By all accounts, our health system is in chaos. We need more money, more hospital beds, more doctors and more nurses. General practitioners and some specialists are either in short supply or inappropriately distributed. Strategies to remedy this parlous state have been proposed, but the will to institute these policies remains frustrated by political hesitancy or bureaucratic ineptitude.
A case in point is the uncertainty surrounding the training of junior doctors. In the past decade, we have seen an unprecedented increase in new medical schools and the number of domestic medical students. The latter is projected to increase to 2920 in 2012, from 1544 in 2007. Add to this the estimated numbers of international medical graduates (517) and Australian Medical Council graduates (146), and by 2012 the number of doctors seeking internships (some 3500) will easily exceed the number of positions available — currently about 2200.
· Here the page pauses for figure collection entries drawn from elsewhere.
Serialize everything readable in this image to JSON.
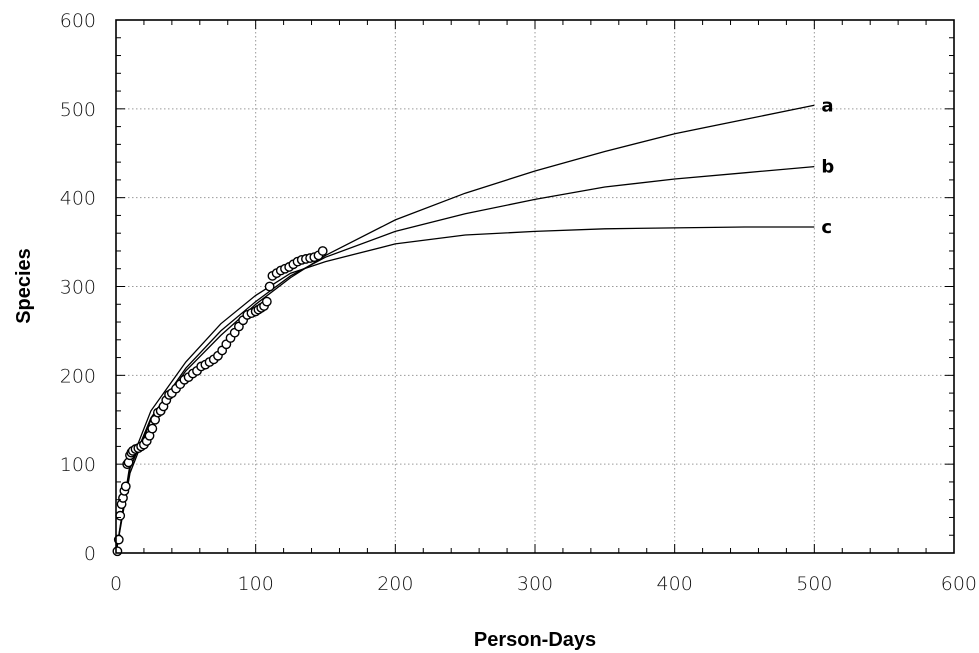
{
  "chart_data": {
    "type": "line",
    "title": "",
    "xlabel": "Person-Days",
    "ylabel": "Species",
    "xlim": [
      0,
      600
    ],
    "ylim": [
      0,
      600
    ],
    "xticks": [
      0,
      100,
      200,
      300,
      400,
      500,
      600
    ],
    "yticks": [
      0,
      100,
      200,
      300,
      400,
      500,
      600
    ],
    "grid": true,
    "observed": {
      "x": [
        1,
        2,
        3,
        4,
        5,
        6,
        7,
        8,
        9,
        10,
        11,
        12,
        14,
        16,
        18,
        20,
        22,
        24,
        26,
        28,
        30,
        32,
        34,
        36,
        38,
        40,
        43,
        46,
        49,
        52,
        55,
        58,
        61,
        64,
        67,
        70,
        73,
        76,
        79,
        82,
        85,
        88,
        91,
        94,
        97,
        100,
        102,
        104,
        106,
        108,
        110,
        112,
        115,
        118,
        121,
        124,
        127,
        130,
        133,
        136,
        139,
        142,
        145,
        148
      ],
      "y": [
        2,
        15,
        42,
        55,
        62,
        70,
        75,
        100,
        102,
        110,
        113,
        115,
        117,
        118,
        120,
        122,
        126,
        132,
        140,
        150,
        158,
        160,
        165,
        172,
        178,
        180,
        185,
        190,
        195,
        198,
        202,
        205,
        210,
        212,
        215,
        218,
        222,
        228,
        235,
        242,
        248,
        255,
        262,
        268,
        270,
        272,
        274,
        276,
        278,
        283,
        300,
        312,
        315,
        318,
        320,
        322,
        325,
        328,
        330,
        331,
        332,
        333,
        335,
        340
      ]
    },
    "series": [
      {
        "name": "a",
        "x": [
          0,
          10,
          25,
          50,
          75,
          100,
          125,
          150,
          200,
          250,
          300,
          350,
          400,
          450,
          500
        ],
        "y": [
          0,
          90,
          150,
          205,
          245,
          280,
          310,
          335,
          375,
          405,
          430,
          452,
          472,
          488,
          504
        ]
      },
      {
        "name": "b",
        "x": [
          0,
          10,
          25,
          50,
          75,
          100,
          125,
          150,
          200,
          250,
          300,
          350,
          400,
          450,
          500
        ],
        "y": [
          0,
          95,
          152,
          208,
          250,
          283,
          312,
          333,
          362,
          382,
          398,
          412,
          421,
          428,
          435
        ]
      },
      {
        "name": "c",
        "x": [
          0,
          10,
          25,
          50,
          75,
          100,
          125,
          150,
          200,
          250,
          300,
          350,
          400,
          450,
          500
        ],
        "y": [
          0,
          100,
          160,
          215,
          258,
          290,
          315,
          328,
          348,
          358,
          362,
          365,
          366,
          367,
          367
        ]
      }
    ]
  }
}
This blatant mismatch is symptomatic of a lack of integrated forward planning, as interns are a state concern and tertiary education a federal responsibility. Could it be that the bureaucrats are clinging onto fragments of the blame game? However, there are other players: our universities! Increasing medical student numbers has meant the kudos of a new medical school for some, while others have enjoyed increased revenue flowing into the faculty coffers.
But what has been done about the looming internship gap? Very little, it would seem, beyond committees and reports. We are now confronting a tsunami of medical graduates, but with no tangible national action to boost the capacity of our hospital system to absorb them.
There are rumours that the first to bear the brunt of the lack of intern positions are international medical graduates, followed by domestic fee-paying students. We may well see a repeat of what happened with the Modernising Medical Careers training program for junior doctors in the United Kingdom, when medical students and doctors marched in the streets in protest.
Someone is responsible for the mess we find ourselves in, and heads should roll within the ranks of our prevaricating and blundering bureaucrats.